Recent applications of pattern recognition techniques on brain connectome classification using functional connectivity (FC) are shifting towards acknowledging the non-Euclidean topology and dynamic aspects of brain connectivity across time. In this paper, a deep spatiotemporal variational Bayes (DSVB) framework is proposed to learn time-varying topological structures in dynamic FC networks for identifying autism spectrum disorder (ASD) in human participants. The framework incorporates a spatial-aware recurrent neural network with an attention-based message passing scheme to capture rich spatiotemporal patterns across dynamic FC networks. To overcome model overfitting on limited training datasets, an adversarial training strategy is introduced to learn graph embedding models that generalize well to unseen brain networks. Evaluation on the ABIDE resting-state functional magnetic resonance imaging dataset shows that our proposed framework substantially outperforms state-of-the-art methods in identifying patients with ASD. Dynamic FC analyses with DSVB-learned embeddings reveal apparent group differences between ASD and healthy controls in brain network connectivity patterns and switching dynamics of brain states.
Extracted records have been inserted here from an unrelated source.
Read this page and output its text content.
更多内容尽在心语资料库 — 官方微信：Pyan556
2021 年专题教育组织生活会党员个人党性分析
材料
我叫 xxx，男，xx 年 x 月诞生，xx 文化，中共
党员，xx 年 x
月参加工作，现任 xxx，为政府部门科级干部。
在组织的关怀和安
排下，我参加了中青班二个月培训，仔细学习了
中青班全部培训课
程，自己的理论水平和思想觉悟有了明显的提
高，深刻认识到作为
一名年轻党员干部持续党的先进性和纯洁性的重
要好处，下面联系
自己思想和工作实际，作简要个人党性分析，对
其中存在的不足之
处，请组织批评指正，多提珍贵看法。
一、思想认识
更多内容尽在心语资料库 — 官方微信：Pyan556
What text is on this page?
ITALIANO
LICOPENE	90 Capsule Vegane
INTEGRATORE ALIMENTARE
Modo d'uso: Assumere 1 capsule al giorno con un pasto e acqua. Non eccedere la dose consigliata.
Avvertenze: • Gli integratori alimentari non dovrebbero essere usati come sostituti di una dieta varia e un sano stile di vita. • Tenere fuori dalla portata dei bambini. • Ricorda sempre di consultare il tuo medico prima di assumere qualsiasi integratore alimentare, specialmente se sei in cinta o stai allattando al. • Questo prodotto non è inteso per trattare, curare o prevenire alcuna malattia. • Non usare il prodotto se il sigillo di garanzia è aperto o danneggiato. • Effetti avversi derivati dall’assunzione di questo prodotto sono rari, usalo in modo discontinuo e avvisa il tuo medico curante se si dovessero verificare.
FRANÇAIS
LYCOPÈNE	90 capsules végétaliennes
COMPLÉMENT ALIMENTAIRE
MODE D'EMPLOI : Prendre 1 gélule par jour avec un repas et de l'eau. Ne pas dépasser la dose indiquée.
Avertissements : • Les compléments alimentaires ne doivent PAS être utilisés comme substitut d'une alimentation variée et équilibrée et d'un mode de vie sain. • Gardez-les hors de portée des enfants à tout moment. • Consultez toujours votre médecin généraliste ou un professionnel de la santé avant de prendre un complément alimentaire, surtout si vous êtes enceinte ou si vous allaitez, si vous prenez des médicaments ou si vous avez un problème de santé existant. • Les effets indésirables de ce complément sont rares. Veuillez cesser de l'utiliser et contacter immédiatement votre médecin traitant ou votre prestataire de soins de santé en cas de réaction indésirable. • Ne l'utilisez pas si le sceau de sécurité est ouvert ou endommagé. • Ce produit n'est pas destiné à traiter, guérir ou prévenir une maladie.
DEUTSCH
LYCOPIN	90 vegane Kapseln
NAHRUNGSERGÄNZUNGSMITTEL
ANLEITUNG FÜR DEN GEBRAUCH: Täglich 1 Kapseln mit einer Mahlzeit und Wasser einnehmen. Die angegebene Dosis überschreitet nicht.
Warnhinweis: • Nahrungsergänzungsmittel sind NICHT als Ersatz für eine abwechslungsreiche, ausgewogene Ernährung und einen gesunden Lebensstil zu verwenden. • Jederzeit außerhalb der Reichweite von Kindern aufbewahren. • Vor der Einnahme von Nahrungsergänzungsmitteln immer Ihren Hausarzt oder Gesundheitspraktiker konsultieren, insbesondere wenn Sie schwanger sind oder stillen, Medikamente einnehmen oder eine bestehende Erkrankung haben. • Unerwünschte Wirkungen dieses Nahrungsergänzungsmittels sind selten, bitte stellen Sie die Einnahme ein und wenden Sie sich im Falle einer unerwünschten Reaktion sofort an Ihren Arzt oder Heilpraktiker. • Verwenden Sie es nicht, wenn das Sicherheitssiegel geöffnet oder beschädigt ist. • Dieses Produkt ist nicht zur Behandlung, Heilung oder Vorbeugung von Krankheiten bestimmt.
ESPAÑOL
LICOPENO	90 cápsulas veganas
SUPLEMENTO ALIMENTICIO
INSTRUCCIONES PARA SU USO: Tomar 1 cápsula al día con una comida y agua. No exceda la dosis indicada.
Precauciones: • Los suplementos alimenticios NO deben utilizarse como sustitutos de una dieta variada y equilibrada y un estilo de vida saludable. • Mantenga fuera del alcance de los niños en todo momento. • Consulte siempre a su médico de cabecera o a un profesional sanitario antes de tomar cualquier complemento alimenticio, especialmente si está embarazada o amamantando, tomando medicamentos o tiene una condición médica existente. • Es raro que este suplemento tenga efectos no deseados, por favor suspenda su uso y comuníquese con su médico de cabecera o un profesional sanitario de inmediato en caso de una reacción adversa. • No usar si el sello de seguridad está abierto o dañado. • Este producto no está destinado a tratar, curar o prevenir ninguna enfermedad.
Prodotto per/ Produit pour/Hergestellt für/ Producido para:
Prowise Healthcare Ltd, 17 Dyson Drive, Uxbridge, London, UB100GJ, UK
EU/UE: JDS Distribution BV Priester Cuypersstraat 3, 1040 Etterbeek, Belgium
ICRA Conference 2023 Conference Paper

Cross-domain Transfer Learning and State Inference for Soft Robots via a Semi-supervised Sequential Variational Bayes Framework

  • Shageenderan Sapai
  • Junn Yong Loo
  • Ze Yang Ding
  • Chee Pin Tan
  • Raphaël C. -W. Phan
  • Vishnu Monn Baskaran
  • Surya Girinatha Nurzaman

Recently, data-driven models such as deep neural networks have shown to be promising tools for modelling and state inference in soft robots. However, voluminous amounts of data are necessary for deep models to perform effectively, which requires exhaustive and quality data collection, particularly of state labels. Consequently, obtaining labelled state data for soft robotic systems is challenged for various reasons, including difficulty in the sensorization of soft robots and the inconvenience of collecting data in unstructured environments. To address this challenge, in this paper, we propose a semi-supervised sequential variational Bayes (DSVB) framework for transfer learning and state inference in soft robots with missing state labels on certain robot configurations. Considering that soft robots may exhibit distinct dynamics under different robot configurations, a feature space transfer strategy is also incorporated to promote the adaptation of latent features across multiple configurations. Unlike existing transfer learning approaches, our proposed DSVB employs a recurrent neural network to model the nonlinear dynamics and temporal coherence in soft robot data. The proposed framework is validated on multiple setup configurations of a pneumatic-based soft robot finger. Experimental results on four transfer scenarios demonstrate that DSVB performs effective transfer learning and accurate state inference amidst missing state labels.